As my grandmother was in the last stages of her disease, I followed in my grandfather’s footsteps of pursuing additional academic studies. I continued on with my own next level of education, keeping my worries of loss and lack of control over death. All the while, I remained convinced that this series would continue when her life ended shortly after I began this new stage in my life.  

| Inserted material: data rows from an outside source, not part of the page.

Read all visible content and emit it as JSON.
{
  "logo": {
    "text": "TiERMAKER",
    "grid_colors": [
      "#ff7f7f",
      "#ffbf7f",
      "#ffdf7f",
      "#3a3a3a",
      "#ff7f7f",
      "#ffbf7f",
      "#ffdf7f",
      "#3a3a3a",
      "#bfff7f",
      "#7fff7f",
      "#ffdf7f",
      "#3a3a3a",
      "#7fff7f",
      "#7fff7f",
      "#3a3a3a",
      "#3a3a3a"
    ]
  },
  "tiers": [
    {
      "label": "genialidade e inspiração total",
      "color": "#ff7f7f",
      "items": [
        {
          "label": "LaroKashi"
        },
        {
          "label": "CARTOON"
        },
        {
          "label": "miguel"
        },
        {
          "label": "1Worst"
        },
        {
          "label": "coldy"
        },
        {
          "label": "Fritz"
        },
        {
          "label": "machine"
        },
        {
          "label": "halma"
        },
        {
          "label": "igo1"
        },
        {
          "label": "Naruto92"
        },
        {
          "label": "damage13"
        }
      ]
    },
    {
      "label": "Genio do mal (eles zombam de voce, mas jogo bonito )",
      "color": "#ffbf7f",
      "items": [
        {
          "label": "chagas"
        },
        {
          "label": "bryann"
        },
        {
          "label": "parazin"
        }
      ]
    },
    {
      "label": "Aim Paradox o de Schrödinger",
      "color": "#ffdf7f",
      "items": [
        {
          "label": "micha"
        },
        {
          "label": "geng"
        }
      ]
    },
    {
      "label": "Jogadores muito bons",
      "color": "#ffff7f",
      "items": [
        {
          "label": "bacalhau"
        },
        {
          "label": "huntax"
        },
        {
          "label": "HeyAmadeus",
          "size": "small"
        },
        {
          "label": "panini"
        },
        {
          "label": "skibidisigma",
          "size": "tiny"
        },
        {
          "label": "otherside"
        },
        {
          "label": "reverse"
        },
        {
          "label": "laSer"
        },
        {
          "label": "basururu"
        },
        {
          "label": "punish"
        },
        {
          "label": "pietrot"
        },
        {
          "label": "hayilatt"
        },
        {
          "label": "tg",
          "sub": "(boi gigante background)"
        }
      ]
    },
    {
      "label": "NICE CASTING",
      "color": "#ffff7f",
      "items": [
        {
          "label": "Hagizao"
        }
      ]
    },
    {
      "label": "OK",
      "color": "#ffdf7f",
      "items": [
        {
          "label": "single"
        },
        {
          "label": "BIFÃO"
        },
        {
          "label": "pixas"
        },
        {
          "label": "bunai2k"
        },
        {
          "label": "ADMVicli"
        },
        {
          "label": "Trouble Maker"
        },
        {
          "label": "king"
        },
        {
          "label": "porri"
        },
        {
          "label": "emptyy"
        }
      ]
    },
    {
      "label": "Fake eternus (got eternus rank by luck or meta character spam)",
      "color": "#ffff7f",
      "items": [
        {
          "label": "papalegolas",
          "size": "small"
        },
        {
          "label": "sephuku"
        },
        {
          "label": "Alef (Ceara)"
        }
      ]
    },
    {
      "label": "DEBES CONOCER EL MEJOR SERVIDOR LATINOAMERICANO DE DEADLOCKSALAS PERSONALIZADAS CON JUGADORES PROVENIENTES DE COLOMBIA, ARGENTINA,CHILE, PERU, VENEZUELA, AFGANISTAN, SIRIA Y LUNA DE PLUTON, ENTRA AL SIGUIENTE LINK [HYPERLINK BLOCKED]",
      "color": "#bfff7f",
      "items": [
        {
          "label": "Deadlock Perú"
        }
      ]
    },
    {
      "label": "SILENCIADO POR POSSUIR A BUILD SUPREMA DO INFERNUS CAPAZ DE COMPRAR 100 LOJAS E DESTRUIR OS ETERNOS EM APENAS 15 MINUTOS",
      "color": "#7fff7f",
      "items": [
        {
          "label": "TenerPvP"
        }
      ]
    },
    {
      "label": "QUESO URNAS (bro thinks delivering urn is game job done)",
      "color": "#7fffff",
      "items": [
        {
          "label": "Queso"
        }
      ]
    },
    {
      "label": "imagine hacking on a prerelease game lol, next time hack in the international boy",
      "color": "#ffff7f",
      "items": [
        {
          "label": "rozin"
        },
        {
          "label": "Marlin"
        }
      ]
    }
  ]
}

Then, a pivotal suggestion was proposed to me that changed my work: “It’s not about how the disease has affected your grandmother, but how you are affected by lack of control and loss.” I realized that through my cleaning and organizing obsession
I could cope with the uncontrollable things in life.

 

As an only child, you are the one to keep things in order, take control and be responsible for your own actions. There were no siblings to blame or to lean on for support. I found comfort in cleaning and organizing. In that way, I could find a better more efficient solution to keep order; essentially gaining the control I desire.

 

This, my system of “ordered living,” became the foundation for my work. I focused on making the viewer consider his/her own fixations, as well as the importance of my own behavioral observations. The controlling aspect of the series was not only reflected in the work, but also in the size. Working in miniature allowed me to have complete control over the space and to safeguard the piece. My obsession to control created dust protectors to cover dust protectors, hair protectors for my long hair to guard against contact with subway dirt, and miniature dioramas exposing dirt crimes that occurred in my personal space.

 

As my formal education came to an end and my life as an artist began, I embarked on the largest creation of my life. With my admiration for my grandfather’s theological studies, my fascination with all things macabre and the love for historical buildings, I designed our home after two churches in Bucks County. I am the keeper of my family’s heirlooms and my home encapsulates them in a perfect cocoon.  Many who visit say that I am essentially living within one of my miniatures.  

 

In my current work, I consider myself the “Collector, Protector and Keeper” of our family’s heirlooms. Similar to meticulously detailed Victorian human hair wreaths that often represent the family tree or one family member, I use miniature furniture as representation for the objects in my home, my family tree. I obsessively cocoon the miniatures in thread colors of human hair in order to contain and preserve; nearly suffocating them in the process.  

 

Many decades have passed since I hated my grandfather. That rage of scribble that leaped from the music sheet when I was nine, remains on the piano today. I’m not any less afraid of loss and death, nor am I even slightly in control despite all my obsessive systems. My morbid curiosity grows each and every day and that alone brings me comfort and understanding. 

 

                                                                                                                         —Rebecca Reeves

 

 

 

 

Rebecca Reeves is a mixed media artist based in Bucks County, Pennsylvania.  Her work has been displayed in numerous art exhibitions nationally. Her aesthetic and mode of living is reflected in her ordered and beautiful home and studio, that was recently featured in Prairie Style magazine.